Better Way workers assess fire damage

Better Way workers assess fire damage (Photo by Mark Shephard)

While no manufacturer wants a fire at a plant, Better Way Products (BWP of Indiana Inc.) of New Paris, Ind., is in good shape to spring back from the blaze that destroyed Plant 2 early Thursday (Oct. 23). Authorities remained on site investigating the cause of the fire.

“To be sure, we have some adversity in front of us,” said Clint Decker, general manager of the company, which produces fiberglass parts and components to the RV industry as well as the marine, commercial and transit vehicle industries.

Still, despite the fire, “Our RV customers aren’t going to see any glitch at all,” Decker told RVBusiness.com. “Our marine customers are going to come through unscathed, we believe.”

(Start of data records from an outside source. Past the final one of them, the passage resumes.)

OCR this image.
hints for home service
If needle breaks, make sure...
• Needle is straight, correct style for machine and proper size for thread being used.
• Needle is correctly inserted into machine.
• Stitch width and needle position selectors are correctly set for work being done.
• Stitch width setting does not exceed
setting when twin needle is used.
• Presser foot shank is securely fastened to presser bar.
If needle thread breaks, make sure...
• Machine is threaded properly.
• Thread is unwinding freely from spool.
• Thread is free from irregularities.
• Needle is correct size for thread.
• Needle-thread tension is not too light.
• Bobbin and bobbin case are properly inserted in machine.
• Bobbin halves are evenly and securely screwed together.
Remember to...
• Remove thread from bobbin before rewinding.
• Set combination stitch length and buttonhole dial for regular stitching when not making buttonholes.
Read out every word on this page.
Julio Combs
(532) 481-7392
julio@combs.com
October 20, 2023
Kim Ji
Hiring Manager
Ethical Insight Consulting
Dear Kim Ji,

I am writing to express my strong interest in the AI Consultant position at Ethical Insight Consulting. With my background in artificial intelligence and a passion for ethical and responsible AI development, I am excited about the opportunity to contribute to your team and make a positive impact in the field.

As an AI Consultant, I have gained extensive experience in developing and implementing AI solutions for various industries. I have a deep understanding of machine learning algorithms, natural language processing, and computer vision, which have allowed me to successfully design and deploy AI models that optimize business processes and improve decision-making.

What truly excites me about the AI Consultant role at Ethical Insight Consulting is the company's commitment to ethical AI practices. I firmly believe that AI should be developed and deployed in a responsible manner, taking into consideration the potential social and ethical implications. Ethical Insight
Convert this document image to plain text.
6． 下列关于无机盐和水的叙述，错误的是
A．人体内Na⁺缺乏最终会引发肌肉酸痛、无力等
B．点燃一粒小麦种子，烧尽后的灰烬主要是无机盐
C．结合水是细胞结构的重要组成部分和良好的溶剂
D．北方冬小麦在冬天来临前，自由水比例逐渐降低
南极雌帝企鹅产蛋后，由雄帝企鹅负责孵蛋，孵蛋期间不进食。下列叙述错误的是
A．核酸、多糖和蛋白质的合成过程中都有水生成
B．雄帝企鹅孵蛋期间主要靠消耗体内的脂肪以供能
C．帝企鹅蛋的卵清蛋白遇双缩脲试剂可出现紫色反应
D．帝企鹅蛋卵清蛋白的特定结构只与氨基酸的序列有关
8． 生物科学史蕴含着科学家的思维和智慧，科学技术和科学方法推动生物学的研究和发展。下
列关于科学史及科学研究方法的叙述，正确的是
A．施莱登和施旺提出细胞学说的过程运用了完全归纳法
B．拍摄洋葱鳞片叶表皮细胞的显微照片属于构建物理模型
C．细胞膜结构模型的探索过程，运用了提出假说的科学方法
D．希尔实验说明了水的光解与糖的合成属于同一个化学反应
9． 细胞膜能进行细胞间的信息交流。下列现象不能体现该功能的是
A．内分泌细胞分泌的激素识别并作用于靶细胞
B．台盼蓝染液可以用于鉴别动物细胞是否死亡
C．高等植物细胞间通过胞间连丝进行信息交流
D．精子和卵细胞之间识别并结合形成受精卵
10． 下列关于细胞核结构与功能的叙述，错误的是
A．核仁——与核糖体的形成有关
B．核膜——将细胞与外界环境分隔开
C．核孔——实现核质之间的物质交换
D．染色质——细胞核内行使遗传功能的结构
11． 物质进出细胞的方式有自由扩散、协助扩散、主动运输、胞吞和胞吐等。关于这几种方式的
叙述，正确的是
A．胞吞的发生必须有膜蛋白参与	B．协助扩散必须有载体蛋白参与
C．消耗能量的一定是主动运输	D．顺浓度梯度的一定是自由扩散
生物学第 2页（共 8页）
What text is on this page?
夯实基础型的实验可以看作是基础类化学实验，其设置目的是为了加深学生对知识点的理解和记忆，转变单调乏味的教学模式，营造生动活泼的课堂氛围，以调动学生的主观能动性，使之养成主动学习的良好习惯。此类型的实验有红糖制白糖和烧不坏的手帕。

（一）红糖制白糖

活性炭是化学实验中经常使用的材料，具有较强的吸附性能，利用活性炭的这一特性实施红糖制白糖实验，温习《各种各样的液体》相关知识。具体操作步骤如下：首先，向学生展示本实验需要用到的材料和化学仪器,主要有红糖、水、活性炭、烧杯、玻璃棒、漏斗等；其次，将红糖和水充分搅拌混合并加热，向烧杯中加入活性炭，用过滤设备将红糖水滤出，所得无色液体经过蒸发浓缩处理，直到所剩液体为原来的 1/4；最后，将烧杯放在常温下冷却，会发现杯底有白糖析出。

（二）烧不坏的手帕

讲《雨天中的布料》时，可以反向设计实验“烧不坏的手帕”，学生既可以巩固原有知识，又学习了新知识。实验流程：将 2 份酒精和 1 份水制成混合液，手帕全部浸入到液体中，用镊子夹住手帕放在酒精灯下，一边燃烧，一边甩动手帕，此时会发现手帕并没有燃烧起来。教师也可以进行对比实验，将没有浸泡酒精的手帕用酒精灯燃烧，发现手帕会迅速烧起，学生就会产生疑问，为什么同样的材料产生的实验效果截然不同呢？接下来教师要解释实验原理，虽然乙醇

Plant 2 was vacant at the time of the fire. Decker said workers in Plant 1 noticed the flames and called the fire department.

“The fire crews did an outstanding job of containing the fire. There were molds and parts around the perimeter of that building and none of those were damaged,” he said.

The 100 employees of Plant 2 have been reassigned among Better Way’s other facilities, including two manufacturing sites in New Paris and three in Bremen. Better Way also has a warehouse in New Paris and a pattern and mold shop in Syracuse.

“We went to three shifts,” Decker said. “With the team we have, which is an amazing team, we have multiple facilities and capable team members. We can spread this work around. We also have a great deal of employees that are cross-trained in all aspects of our business.”

As soon as Better Way can clean up the site, they plan to rebuild, Decker said, noting that there are certain procedures to follow in the case of a fiberglass fire.

He added,  “It looks like the gelcoat stayed pretty intact in the drums and the resin tank stayed within its containment. But there are regular things that we need to do to make sure EPA and IDEM are satisfied, so we will work through those issues, but we do plan on rebuilding a facility on this plot of land in short order, I would anticipate ideally three, four months, we’ll be operating in a new facility.”